For net neutrality to be officially repealed, the FCC must post the rules in the Federal Register while the U.S. Office of Management and Budget must sign off on the replacement protections that the FCC has proposed in its place.
The theory for the delay is that Internet service providers like Comcast and AT&T are concerned that states are working on implementing their own net neutrality laws. While companies were able to get language in the net neutrality repeal that bans states from adding consumer protections, the legal authority to do so is uncertain and would be difficult to enforce.
Companies also concerned about an effort in Congress to reverse the appeal. Congress can hold that vote at any point within 60 days of the repeal appearing in the Federal Register.
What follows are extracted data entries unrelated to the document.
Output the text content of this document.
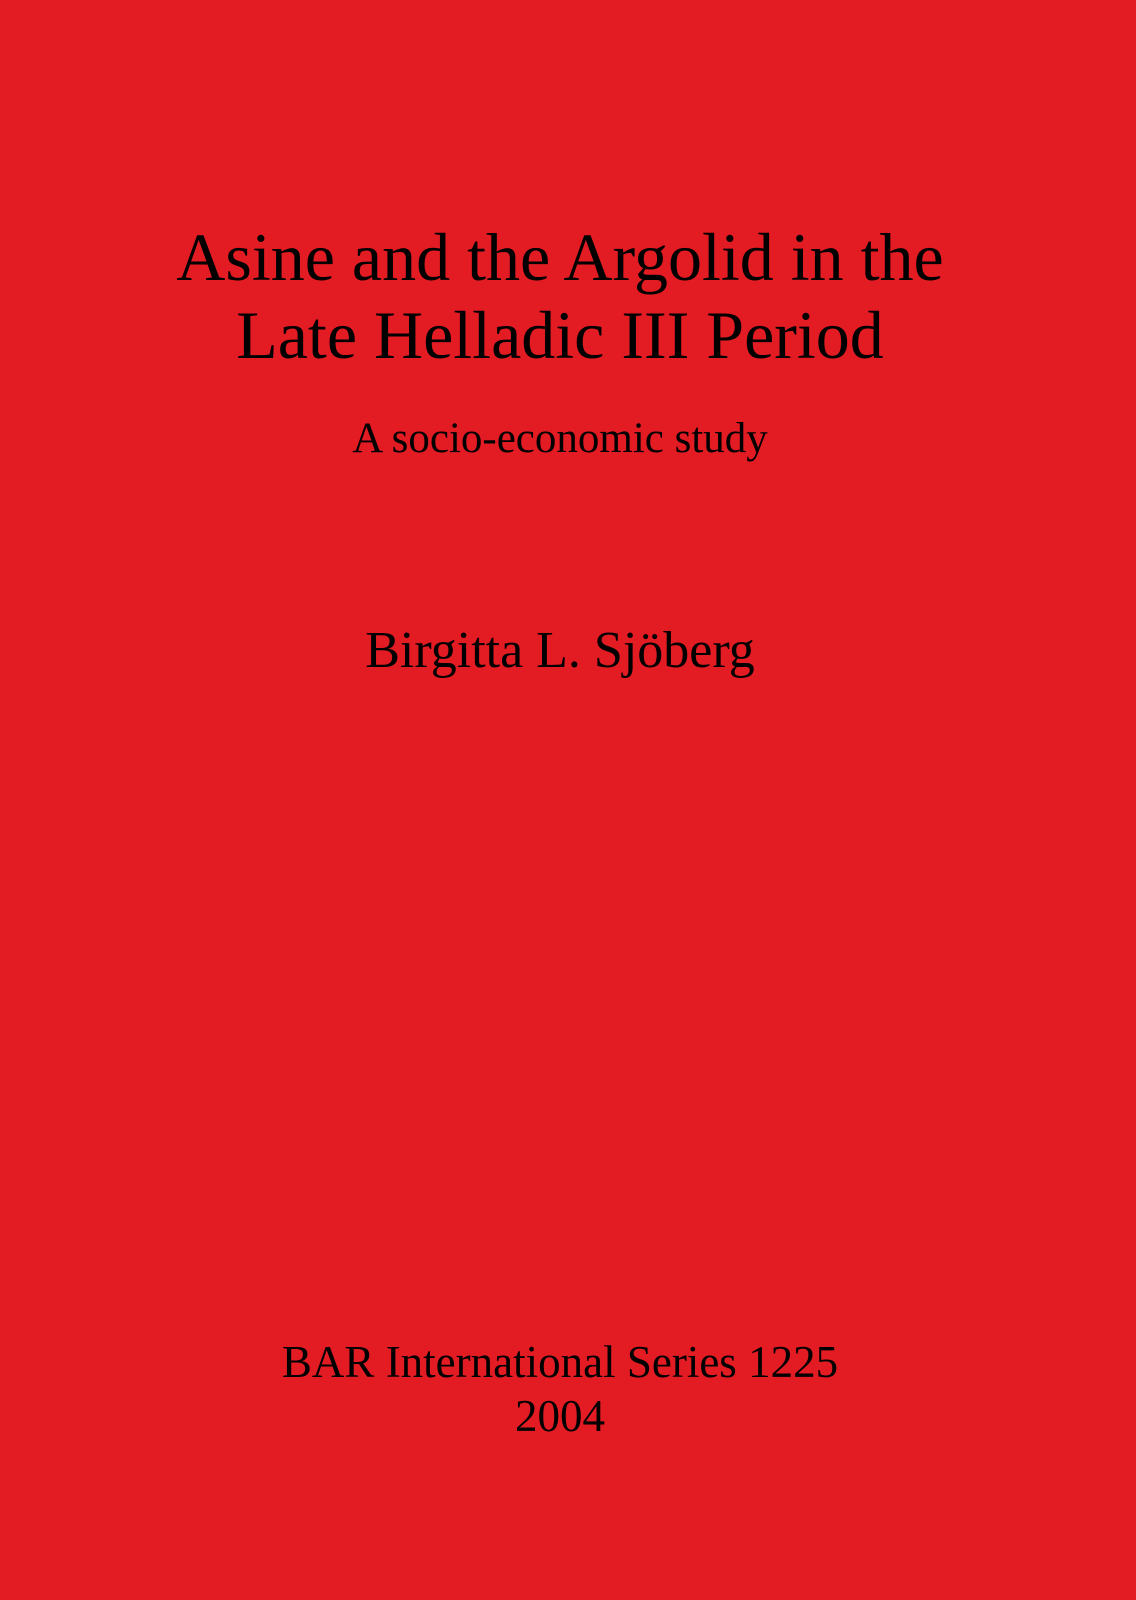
Asine and the Argolid in the
Late Helladic III Period
A socio-economic study
Birgitta L. Sjöberg
BAR International Series 1225
2004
The delay is because the FCC failed to submit the new rule to the Office of Management until March 27, long after the original vote to repeal.
Critics accuse the FCC of intentionally delaying the filing in order to convince Congress to create a more ISP-friendly law. The new laws, under the guise of consumer protection, would actually help corporate interests.
Pai has claimed that net neutrality rules prevented Internet service providers from investing in infrastructure, which is why the repeal had to be rushed through the FCC so quickly in the first place.